Unblob keeps files even tho it shoulnt
xeor opened this issue · 2 comments
Describe the bug
When unpacking, I want all the successfully extracted files to be deleted as as described and implemented from #261.
Either there is a bug, or the documentation is unclear as it clearly states that chunks are not kept by default.
To Reproduce
Steps to reproduce the behavior:
0. Create a simple archive containing some files.
- Launch unblob with command
unblob filename
- List the files and see both the "filename" and "filename_extract" is there.
Example
# 1, 2, 3 and 4 are tarballs as well
unblob@d0842b7da70a:/tmp/unblob$ tar -tvf tarball
-rw-r--r-- unblob/unblob 10240 2023-09-29 08:49 1
-rw-r--r-- unblob/unblob 10240 2023-09-29 08:49 2
-rw-r--r-- unblob/unblob 10240 2023-09-29 08:49 3
-rw-r--r-- unblob/unblob 10240 2023-09-29 08:49 4
unblob@d0842b7da70a:/tmp/unblob$ unblob tarball
...
unblob@d0842b7da70a:/tmp/unblob$ ls -l tarball_extract/
total 64
-rw-r--r-- 1 unblob unblob 10240 Sep 29 08:49 1
drwxrwxr-x 2 unblob unblob 4096 Sep 29 09:15 1_extract
-rw-r--r-- 1 unblob unblob 10240 Sep 29 08:49 2
drwxrwxr-x 2 unblob unblob 4096 Sep 29 09:15 2_extract
-rw-r--r-- 1 unblob unblob 10240 Sep 29 08:49 3
drwxrwxr-x 2 unblob unblob 4096 Sep 29 09:15 3_extract
-rw-r--r-- 1 unblob unblob 10240 Sep 29 08:49 4
drwxrwxr-x 2 unblob unblob 4096 Sep 29 09:15 4_extract
....
Expected behavior
Unless I specify --keep-extracted-chunks
, I expect the files 1, 2, 3 and 4 to be unlinked inside the tarball_extract
folder.
Environment information (please complete the following information):
- OS: Linux
- container: Running latest container image found as of today 2023-09-29
Additional context
The line
Line 589 in 0048d52
carved_path
is None, because chunk.is_whole_file
at the top of the function is True.
As stated, the doc is confusing. I'm not sure if this is a bug, or if it works as expected but a "chunk" is something other than the whole file when it comes to the "--keep-extracted-chunks" flag
This is the expected behavior as in your example 1,2,3,4 are normal files in the tar which are processed further. We never delete original files, but we delete by default unpacked chunks.
Chunks are parts of files when a certain content is not the whole file, this case we identify the start/end offset and carve the chunk, which can be extracted. If a chunk is extracted we delete it (this can be controlled by the --keep-extracted-chunks flags).
So, there is a difference between a file that was extracted from something vs. a chunk. The confusing part could be that both chunks and extracted content is stored in a _extract directory, though if we detect the the chunk equals the whole file, we skip the chunk carving step.
Hope this answer your question.
We can maybe add an extra flag to delete all extracted files. Why do you want these to be deleted by the way?

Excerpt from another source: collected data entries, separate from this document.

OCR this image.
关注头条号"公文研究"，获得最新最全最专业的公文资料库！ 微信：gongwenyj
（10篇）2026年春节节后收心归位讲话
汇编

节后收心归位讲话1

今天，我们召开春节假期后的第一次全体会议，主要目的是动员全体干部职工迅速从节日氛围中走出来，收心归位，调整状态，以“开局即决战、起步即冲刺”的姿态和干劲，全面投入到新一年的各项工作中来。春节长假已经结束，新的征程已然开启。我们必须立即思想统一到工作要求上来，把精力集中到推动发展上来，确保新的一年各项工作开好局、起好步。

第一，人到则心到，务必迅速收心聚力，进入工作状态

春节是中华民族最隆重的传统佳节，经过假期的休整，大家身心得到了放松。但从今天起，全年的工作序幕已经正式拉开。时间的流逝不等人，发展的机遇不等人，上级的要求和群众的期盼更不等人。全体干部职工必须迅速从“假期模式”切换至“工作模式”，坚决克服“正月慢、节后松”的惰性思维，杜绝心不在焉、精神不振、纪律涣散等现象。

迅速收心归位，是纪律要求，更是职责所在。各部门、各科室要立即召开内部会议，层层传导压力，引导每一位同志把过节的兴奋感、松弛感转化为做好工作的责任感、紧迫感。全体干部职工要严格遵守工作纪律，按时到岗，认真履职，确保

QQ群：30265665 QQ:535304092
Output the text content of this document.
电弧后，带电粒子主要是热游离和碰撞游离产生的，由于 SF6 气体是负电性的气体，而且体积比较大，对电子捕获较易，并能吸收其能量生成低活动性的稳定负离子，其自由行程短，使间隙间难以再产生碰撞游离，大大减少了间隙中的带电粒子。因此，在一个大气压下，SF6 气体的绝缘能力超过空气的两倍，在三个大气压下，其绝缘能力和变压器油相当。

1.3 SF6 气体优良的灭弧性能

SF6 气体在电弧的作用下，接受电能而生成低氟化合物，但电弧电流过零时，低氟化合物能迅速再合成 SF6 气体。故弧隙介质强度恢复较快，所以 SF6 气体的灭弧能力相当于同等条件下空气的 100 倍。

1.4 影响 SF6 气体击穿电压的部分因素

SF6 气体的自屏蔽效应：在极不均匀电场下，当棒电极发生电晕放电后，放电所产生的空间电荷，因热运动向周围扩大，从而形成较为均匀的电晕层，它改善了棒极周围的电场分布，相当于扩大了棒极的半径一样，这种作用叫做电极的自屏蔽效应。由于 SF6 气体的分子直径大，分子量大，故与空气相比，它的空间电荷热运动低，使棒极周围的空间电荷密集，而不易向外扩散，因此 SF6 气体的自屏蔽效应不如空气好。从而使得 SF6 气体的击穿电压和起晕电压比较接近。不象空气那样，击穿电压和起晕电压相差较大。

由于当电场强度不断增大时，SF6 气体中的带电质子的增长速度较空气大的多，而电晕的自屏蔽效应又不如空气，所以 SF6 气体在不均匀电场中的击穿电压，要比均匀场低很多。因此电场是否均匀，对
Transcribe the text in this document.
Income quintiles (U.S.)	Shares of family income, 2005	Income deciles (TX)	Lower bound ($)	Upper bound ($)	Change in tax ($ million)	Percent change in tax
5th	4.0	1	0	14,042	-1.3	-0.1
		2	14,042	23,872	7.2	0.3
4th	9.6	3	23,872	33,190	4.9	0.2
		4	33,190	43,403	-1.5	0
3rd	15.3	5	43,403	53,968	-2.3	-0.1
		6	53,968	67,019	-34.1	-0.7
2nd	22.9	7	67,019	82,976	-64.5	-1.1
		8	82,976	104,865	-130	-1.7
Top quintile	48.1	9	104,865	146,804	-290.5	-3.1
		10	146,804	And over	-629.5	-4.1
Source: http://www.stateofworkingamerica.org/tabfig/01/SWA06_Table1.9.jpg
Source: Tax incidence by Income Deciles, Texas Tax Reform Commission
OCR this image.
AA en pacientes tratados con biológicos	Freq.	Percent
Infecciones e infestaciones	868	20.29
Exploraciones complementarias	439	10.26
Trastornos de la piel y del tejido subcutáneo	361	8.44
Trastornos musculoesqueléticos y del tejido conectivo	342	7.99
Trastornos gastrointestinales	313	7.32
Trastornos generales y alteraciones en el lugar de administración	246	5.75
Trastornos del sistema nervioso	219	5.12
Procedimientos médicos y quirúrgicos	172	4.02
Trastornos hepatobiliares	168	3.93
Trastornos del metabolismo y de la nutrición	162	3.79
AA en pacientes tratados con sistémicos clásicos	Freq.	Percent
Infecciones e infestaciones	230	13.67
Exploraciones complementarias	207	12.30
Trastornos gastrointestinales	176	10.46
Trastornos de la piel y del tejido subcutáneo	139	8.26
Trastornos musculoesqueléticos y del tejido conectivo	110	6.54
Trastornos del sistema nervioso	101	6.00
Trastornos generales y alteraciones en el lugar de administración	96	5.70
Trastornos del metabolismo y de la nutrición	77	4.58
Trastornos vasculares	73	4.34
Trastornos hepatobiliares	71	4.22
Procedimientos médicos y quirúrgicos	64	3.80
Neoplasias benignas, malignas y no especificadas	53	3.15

Thanks for the clarification. I understand now.. A quick example if someone else gets here;
unblob@1df5df510d60:/tmp/test-chunk$ cat tarball tarball > double-tarball
unblob@1df5df510d60:/tmp/test-chunk$ unblob --keep-extracted-chunks double-tarball -e with_keep_flag
unblob@1df5df510d60:/tmp/test-chunk$ unblob double-tarball -e no_keep_flag
unblob@1df5df510d60:/tmp/test-chunk$ ls -l */double-tarball_extract*
no_keep_flag/double-tarball_extract:
total 8
drwxrwxr-x 5 unblob unblob 4096 Sep 29 12:04 0-40960.tar_extract
drwxrwxr-x 5 unblob unblob 4096 Sep 29 12:04 40960-81920.tar_extract
with_keep_flag/double-tarball_extract:
total 88
-rw-r--r-- 1 unblob unblob 40960 Sep 29 12:04 0-40960.tar
drwxrwxr-x 5 unblob unblob 4096 Sep 29 12:04 0-40960.tar_extract
-rw-r--r-- 1 unblob unblob 40960 Sep 29 12:04 40960-81920.tar
drwxrwxr-x 5 unblob unblob 4096 Sep 29 12:04 40960-81920.tar_extract
I have a pipeline that unpacks and scan all unpacked files. There is no need for it to scan files that where successfully unpacked, so to save some time scanning these huge archives I'm dealing with I wanted to only keep what was nesesarry.